Up until quite recently, the penis has enjoyed very little screen time in mainstream North American cinema. While its phallic presence can be sensed in the bulges of spandex superhero costumes or beneath carefully crumpled sheets following a romp in the sack with the buxom leading lady, its actual on-screen life is next to nil, since depictions of full frontal nudity on film are still quite taboo. A movie can contain an atrocious amount of bloody violence and gratuitous gore but as soon as a little too much skin is shown, it risks being slapped with the dreaded NC-17 or X rating.
Most male actors are understandably wary of baring it all on screen, since they are constantly facing the scrutiny of critics and the public for every aspect of their performance. “The limp penis can never match up to the mystique that has kept it hidden from view for the last couple of centuries,” noted film studies professor Richard Dyer.
By putting it all out there, they either confirm or shatter the fantasies of their fans, who ultimately have to take what they see with a grain of salt. “It is the one part of an actor’s equipment that doesn’t answer to commands, instructions, suggestions, cajoling, or subtle fine-tuning; its range of expression is rather limited, its freedom of motion restricted,” said James Wolcott.
Once a director can get past the initial shock value of putting the penis on screen, it can be used for everything from comic relief to pure titillation:
Of course it would take a film about a male prostitute catering to lonely and bored suburban housewives to bring the penis to mainstream audiences. And while Paul Schrader’s 1980 film American Gigolo featured Richard Gere in the title role, it wasn’t initially supposed to feature his manhood so prominently on display. “If I recall, [the nudity] wasn’t in the script… It was just in the natural process of making the movie,” Gere told Entertainment Weekly.
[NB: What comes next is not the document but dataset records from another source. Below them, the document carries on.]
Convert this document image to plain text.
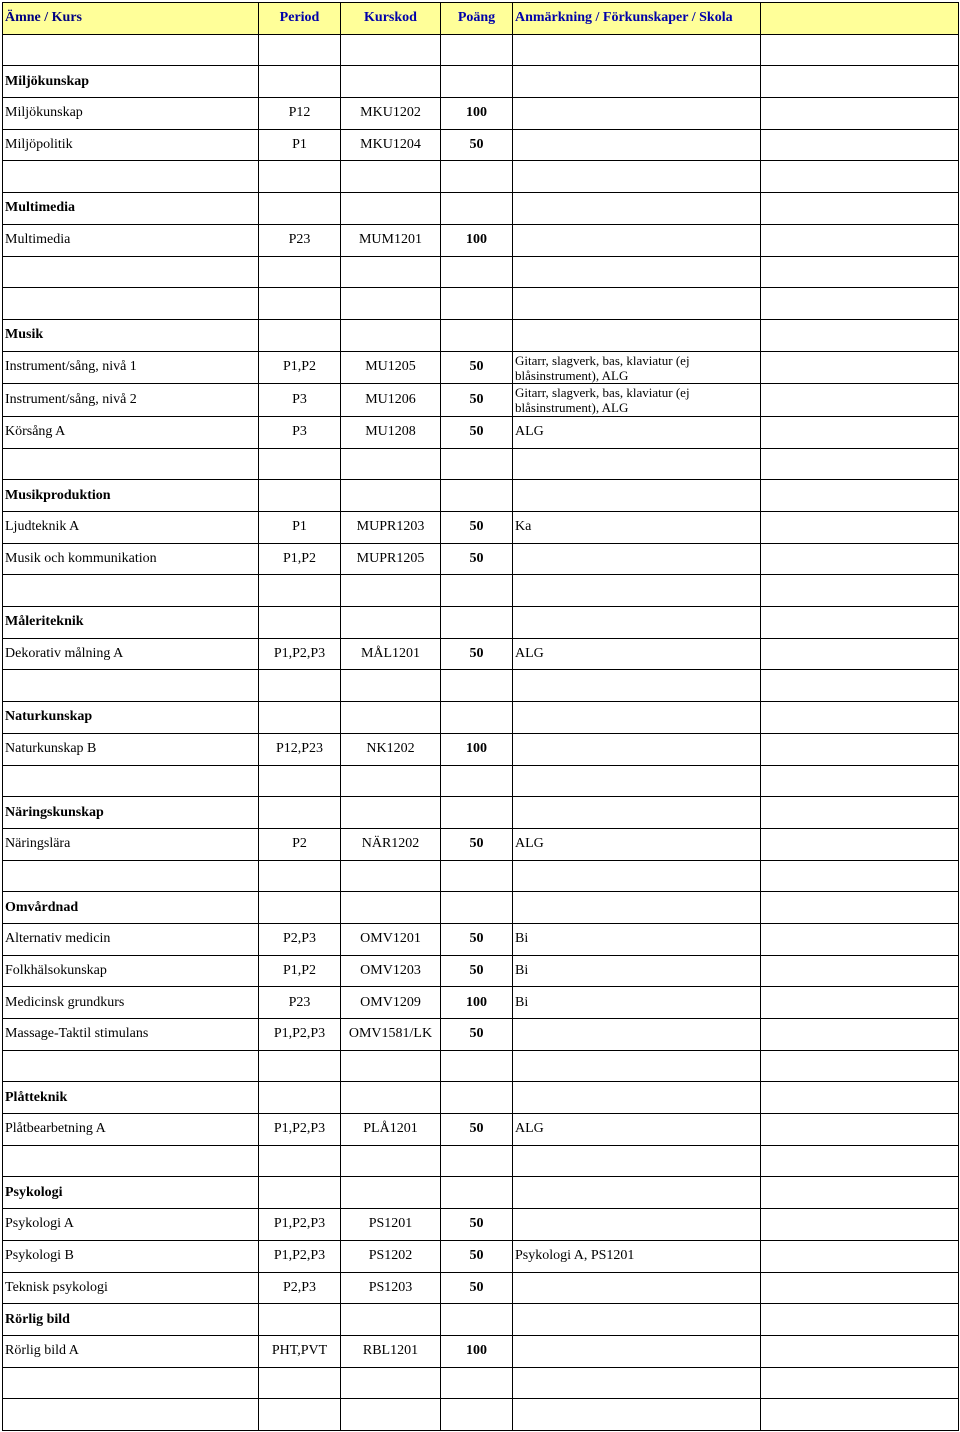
Ämne / Kurs	Period	Kurskod	Poäng	Anmärkning / Förkunskaper / Skola	

Miljökunskap					
Miljökunskap	P12	MKU1202	100		
Miljöpolitik	P1	MKU1204	50		

Multimedia					
Multimedia	P23	MUM1201	100		

Musik					
Instrument/sång, nivå 1	P1,P2	MU1205	50	Gitarr, slagverk, bas, klaviatur (ej blåsinstrument), ALG	
Instrument/sång, nivå 2	P3	MU1206	50	Gitarr, slagverk, bas, klaviatur (ej blåsinstrument), ALG	
Körsång A	P3	MU1208	50	ALG	

Musikproduktion					
Ljudteknik A	P1	MUPR1203	50	Ka	
Musik och kommunikation	P1,P2	MUPR1205	50		

Måleriteknik					
Dekorativ målning A	P1,P2,P3	MÅL1201	50	ALG	

Naturkunskap					
Naturkunskap B	P12,P23	NK1202	100		

Näringskunskap					
Näringslära	P2	NÄR1202	50	ALG	

Omvårdnad					
Alternativ medicin	P2,P3	OMV1201	50	Bi	
Folkhälsokunskap	P1,P2	OMV1203	50	Bi	
Medicinsk grundkurs	P23	OMV1209	100	Bi	
Massage-Taktil stimulans	P1,P2,P3	OMV1581/LK	50		

Plåtteknik					
Plåtbearbetning A	P1,P2,P3	PLÅ1201	50	ALG	

Psykologi					
Psykologi A	P1,P2,P3	PS1201	50		
Psykologi B	P1,P2,P3	PS1202	50	Psykologi A, PS1201	
Teknisk psykologi	P2,P3	PS1203	50		
Rörlig bild					
Rörlig bild A	PHT,PVT	RBL1201	100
Perhaps the most shocking thing about seeing Kevin Bacon’s member in Wild Things is the nonchalance with which he reveals himself. Stripped of his clothes but still bearing that trademark smirk, he seems content and confident in his masculinity as he exits the shower, nabbing a towel casually thrown to him by Matt Dillon.
The first time I saw a penis on screen was a fleeting glimpse of Ewan McGregor’s post coital unit in Trainspotting as he was being kicked out of bed by a woman following a one-night stand. I must have rewound that part at least twenty times, so intrigued by seeing something my young eyes shouldn’t really have been seeing. I was even more impressed with his “performance” in Todd Haynes’ 1998 glam rock opus Velvet Goldmine, where he plays Curt Wild, a rockstar who takes a cue from Jim Morrison when he flashes the screaming crowd during a raucous concert. When recalling his first time baring it all before an audience, McGregor said, “I remember getting a kind of rush out of that first time, a slight feeling of power about it, you know?”
Being dumped always makes us feel like we’re at our most vulnerable. Jason Segal takes it one step further with his comic twist on the full frontal scene in 2008’s Forgetting Sarah Marshall, where he is broken up with in the buff. As his soon-to-be ex-girlfriend urges him to put some clothes on so they can talk about it, he stubbornly refuses. “As soon as I put clothes on, it’ll all be over,” he asserts, as if staying in that naked moment is the last time he can savor the ebbing relationship.
The Awe-Inspiring – Michael Fassbender, Shame
Michael Fassbender’s turn as a sex addict in 2011’s Shame earned him plenty of accolades and praise from Hollywood elite like George Clooney and Charlize Theron. His performance was the antithesis of the title of the film, with his manhood brazenly on display for all to see.